Thanks for saying hi and for being so gosh darn sweet. I did study art, I went to a liberal arts school for illustration, but I think the biggest thing that has lead to the work I’m making now is just consistent drawing every day. I think what art school, or even architectural school teaches you is how to see, what good design is, and how you function best as a maker (self scheduling, working under pressure, etc.) The rest is just practice. My illustration prof used to say “you should always learn more in making the piece than you were able to accomplish.” Which means your usually unsatisfied, because you figured something out in the middle of the previous piece, but it will help make the next piece that much better. We as makers make because we need to make, not because we are trying to actualize. So I guess what I’d hope, is that you can take all of that architectural training and with practice, figure out how to translate it over to drawing. I think you can! Don’t give up, progress is hard and takes time!
Good luck with everything! Thanks again,
Gee whiz, thank you so much for all of your kind words.
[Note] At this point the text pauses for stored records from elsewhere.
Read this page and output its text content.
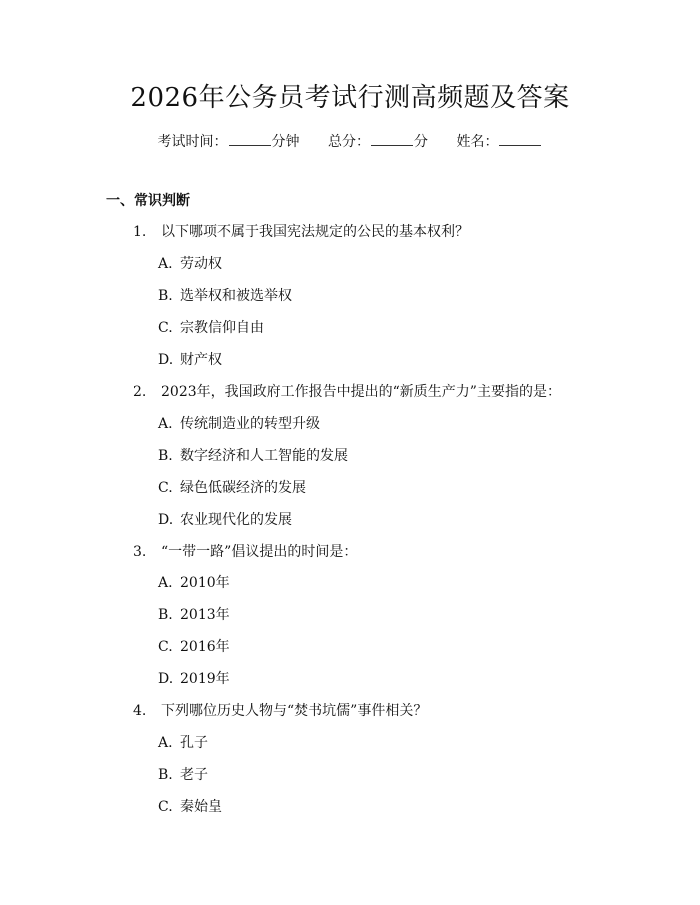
2026年公务员考试行测高频题及答案
考试时间：	分钟 总分：	分 姓名：
一、常识判断
1. 以下哪项不属于我国宪法规定的公民的基本权利？
A. 劳动权
B. 选举权和被选举权
C. 宗教信仰自由
D. 财产权
2. 2023年，我国政府工作报告中提出的“新质生产力”主要指的是：
A. 传统制造业的转型升级
B. 数字经济和人工智能的发展
C. 绿色低碳经济的发展
D. 农业现代化的发展
3. “一带一路”倡议提出的时间是：
A. 2010年
B. 2013年
C. 2016年
D. 2019年
4. 下列哪位历史人物与“焚书坑儒”事件相关？
A. 孔子
B. 老子
C. 秦始皇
It really is something special to go out of your way to let someone know how much you like their stuff, thank you for that, it really does encourage me.
Good luck with your artist block. If I could recommend anything, it would be not to be too hard on yourself, and allow yourself to make a few bad things before something you like comes out. Often pressure is what keeps us from making. I have a little sign up in my studio that says:
Let go of outcomes.
Let go of failures.
Let go of imperfections.
So just make! And have fun, and enjoy all that making has to offer you. Thanks again and all the best,
Thank you so much for getting in touch. You know what, there really is a difference between the super expensive watercolors and the cheap ones, but not much difference between the less expensive brands. The prang kit I have is a professionals prang kit, so they’re a little better than the supplies kids use, but not quite at the level of professional watercolors. I’ve been thinking lately I probably should switch over, but at the same time, I’ve come up with all sorts of other tricks to bring out the color in the way I want, such as the addition of markers or acrylics.
I don’t know if I’m doing any of this the right way, but I hope that answers your question!